Back home in late afternoon, I was unloading rocks when I heard my horses screaming. Johnny hollered that two of them were in the arboretum, pacing the fence line. I hurried to retrieve them before they destroyed my trees. Mr. Smith was calling to them from where they all should have been. The mares must have come through the fence somewhere down in the woods. Jessie Anne seems to think that fences are puzzles for her to figure out. I put the mares back where they belonged and closed the electric fence gate to keep them contained in one field until I could find the fence they had gone through.

This afternoon I followed their hoof prints... an easy task in the soft ground... from arboretum to woods to where they walked over the downed fence. Huge trees had fallen on the fence and smashed it flat so I cannot really blame the mares for walking over the top. Mr. Smith, though, must have been elsewhere when they made their escape. Since they called him from where they wandered, which was in a different direction from where they escaped, he ran back and forth along an intact fence line trying to reach them.

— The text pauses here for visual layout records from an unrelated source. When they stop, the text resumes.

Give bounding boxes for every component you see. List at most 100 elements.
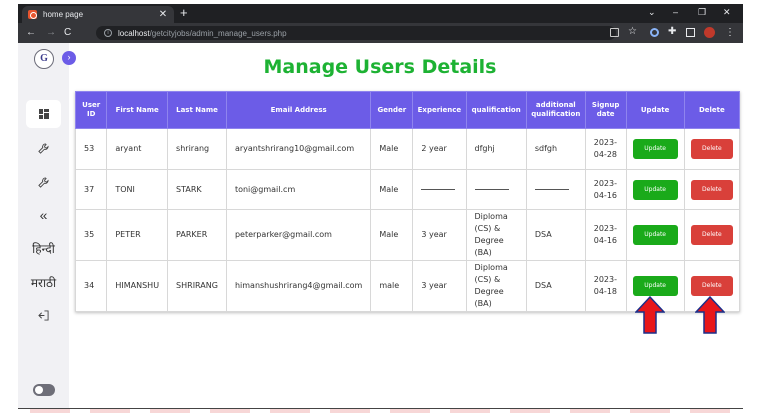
header-user-id: User ID (74, 91, 108, 129)
cell-qualification: Diploma (CS) & Degree (BA) (465, 260, 527, 312)
language-marathi-label: मराठी (30, 275, 57, 290)
cell-first-name: PETER (106, 209, 169, 261)
header-qualification: qualification (465, 91, 527, 129)
minimize-icon[interactable]: – (673, 7, 678, 17)
header-last-name: Last Name (167, 91, 227, 129)
cell-additional-qualification: DSA (525, 209, 586, 261)
bookmark-star-icon[interactable]: ☆ (628, 26, 637, 38)
cell-user-id: 53 (74, 128, 108, 170)
cell-experience (412, 169, 467, 210)
sidebar-item-logout[interactable] (18, 301, 69, 329)
cell-gender: male (370, 260, 414, 312)
update-button[interactable]: Update (632, 276, 678, 296)
reload-icon[interactable]: C (64, 27, 71, 39)
cell-email: aryantshrirang10@gmail.com (225, 128, 372, 170)
back-icon[interactable]: ← (26, 27, 36, 39)
double-chevron-left-icon: « (39, 207, 48, 223)
cell-first-name: TONI (106, 169, 169, 210)
header-signup-date: Signup date (584, 91, 627, 129)
sidebar-item-marathi[interactable]: मराठी (18, 268, 69, 296)
table-row: 53 aryant shrirang aryantshrirang10@gmai… (74, 128, 741, 170)
cell-signup-date: 2023-04-28 (584, 128, 627, 170)
page-title: Manage Users Details (263, 56, 497, 78)
theme-toggle[interactable] (33, 384, 55, 396)
url-bar[interactable]: i localhost /getcityjobs/admin_manage_us… (96, 26, 616, 40)
address-toolbar: ← → C i localhost /getcityjobs/admin_man… (18, 23, 743, 43)
header-first-name: First Name (106, 91, 169, 129)
browser-tab-bar: home page ✕ + ⌄ – ❐ ✕ (18, 4, 743, 23)
cell-user-id: 35 (74, 209, 108, 261)
dashboard-icon (38, 109, 49, 119)
sidebar-item-collapse[interactable]: « (18, 201, 69, 229)
header-additional-qualification: additional qualification (525, 91, 586, 129)
tab-search-icon[interactable]: ⌄ (648, 7, 656, 18)
cell-experience: 3 year (412, 260, 467, 312)
cell-experience: 2 year (412, 128, 467, 170)
favicon-icon (28, 10, 37, 19)
cell-additional-qualification: sdfgh (525, 128, 586, 170)
site-info-icon[interactable]: i (104, 29, 112, 37)
cell-first-name: aryant (106, 128, 169, 170)
logout-icon (38, 309, 49, 321)
annotation-arrow-up-icon (695, 296, 725, 334)
cell-gender: Male (370, 209, 414, 261)
table-header-row: User ID First Name Last Name Email Addre… (74, 91, 741, 129)
browser-tab[interactable]: home page ✕ (22, 6, 174, 23)
empty-value-line (534, 188, 569, 190)
cell-email: himanshushrirang4@gmail.com (225, 260, 372, 312)
delete-button[interactable]: Delete (690, 179, 733, 200)
cell-qualification (465, 169, 527, 210)
update-button[interactable]: Update (632, 225, 678, 245)
update-button[interactable]: Update (632, 139, 678, 159)
cell-qualification: dfghj (465, 128, 527, 170)
cell-user-id: 37 (74, 169, 108, 210)
url-host: localhost (118, 28, 150, 38)
users-table: User ID First Name Last Name Email Addre… (74, 91, 741, 312)
table-row: 35 PETER PARKER peterparker@gmail.com Ma… (74, 209, 741, 261)
cell-additional-qualification: DSA (525, 260, 586, 312)
header-email: Email Address (225, 91, 372, 129)
cell-last-name: SHRIRANG (167, 260, 227, 312)
cell-qualification: Diploma (CS) & Degree (BA) (465, 209, 527, 261)
header-delete: Delete (683, 91, 741, 129)
sidebar: G › « हिन्दी मराठी (18, 43, 76, 409)
delete-button[interactable]: Delete (690, 276, 733, 296)
annotation-arrow-up-icon (635, 296, 665, 334)
extension-icon[interactable] (650, 28, 659, 37)
share-icon[interactable] (610, 28, 619, 37)
cell-additional-qualification (525, 169, 586, 210)
cell-experience: 3 year (412, 209, 467, 261)
restore-icon[interactable]: ❐ (698, 7, 706, 18)
wrench-icon (38, 142, 49, 154)
cell-signup-date: 2023-04-16 (584, 169, 627, 210)
close-tab-icon[interactable]: ✕ (156, 9, 170, 20)
url-path: /getcityjobs/admin_manage_users.php (149, 28, 287, 38)
cell-signup-date: 2023-04-18 (584, 260, 627, 312)
sidebar-item-hindi[interactable]: हिन्दी (18, 234, 69, 262)
cell-email: peterparker@gmail.com (225, 209, 372, 261)
cell-email: toni@gmail.cm (225, 169, 372, 210)
extensions-puzzle-icon[interactable]: ✚ (668, 26, 676, 38)
update-button[interactable]: Update (632, 179, 678, 200)
cell-last-name: PARKER (167, 209, 227, 261)
sidebar-item-tools-2[interactable] (18, 168, 69, 196)
profile-avatar[interactable] (704, 27, 715, 38)
cell-first-name: HIMANSHU (106, 260, 169, 312)
expand-sidebar-button[interactable]: › (62, 51, 76, 65)
footer-strip (30, 409, 730, 413)
close-window-icon[interactable]: ✕ (723, 7, 731, 18)
cell-user-id: 34 (74, 260, 108, 312)
sidebar-item-dashboard[interactable] (26, 100, 61, 128)
header-update: Update (625, 91, 685, 129)
site-logo[interactable]: G (34, 49, 54, 69)
delete-button[interactable]: Delete (690, 139, 733, 159)
sidebar-item-tools-1[interactable] (18, 134, 69, 162)
delete-button[interactable]: Delete (690, 225, 733, 245)
menu-dots-icon[interactable]: ⋮ (725, 27, 735, 39)
cell-last-name: STARK (167, 169, 227, 210)
tab-title: home page (43, 10, 84, 19)
side-panel-icon[interactable] (686, 28, 695, 37)
forward-icon[interactable]: → (46, 27, 56, 39)
new-tab-icon[interactable]: + (180, 6, 188, 20)
cell-last-name: shrirang (167, 128, 227, 170)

It would have taken a chain saw to repair the damage and a lot of post and fence replacing, so I spent several hours doing my usual propping up what could be propped up and then weaving downed limbs through standing trees to create a network hopefully looking enough like a barrier to convince the horses to stay where they belong. When Johnny has time, he will fix it properly.

It was a good Super Bowl Sunday for us, minus chicken wings and beer. Even the horse escape could not dampen my enthusiasm. After all, it was good to find out about the downed fence and lucky the horses did not get their feet caught in the woven wire as they crossed it. And, of course, any day I see a Dipper is a good one.